Problème : celles-ci avaient été compromises par les autorités elles-mêmes. « Ironiquement, la tactique préférée du gang consistant à compromettre les sauvegardes s’est retournée contre eux », a commenté Oleg Skulkin, directeur adjoint chez Group-IB. La participation des forces militaires du Cyber Command a été cruciale dans la réussite de cette opération.

« On arrête de prendre des gants »

« Avant, vous ne pouviez pas pirater ces forums, et les militaires ne voulaient rien avoir à faire avec ça », expliquait le procureur général John Carlin à Reuters en juin dernier. « Mais maintenant, on arrête de prendre des gants. » Certaines attaques touchent à la sécurité nationale des Etats-Unis, comme le piratage de Colonial Pipelines en mai dernier, qui a conduit au blocage de ses oléoducs.

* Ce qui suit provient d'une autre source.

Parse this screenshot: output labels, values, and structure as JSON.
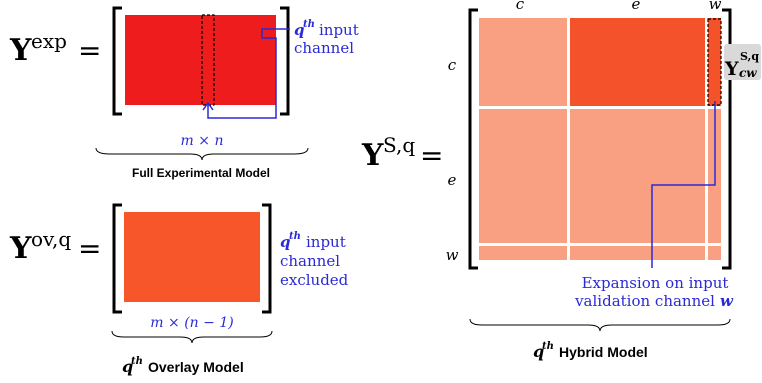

Le FBI et le porte-parole du Conseil de sécurité nationale de la Maison-Blanche ont refusé de commenter cette cyber-opération. Mais une source citée par Reuters indique que l’intervention des autorités américaines, qui a permis de pénétrer l’architecture informatique de REvil, a pu se faire grâce à l’aide d’un partenaire étranger.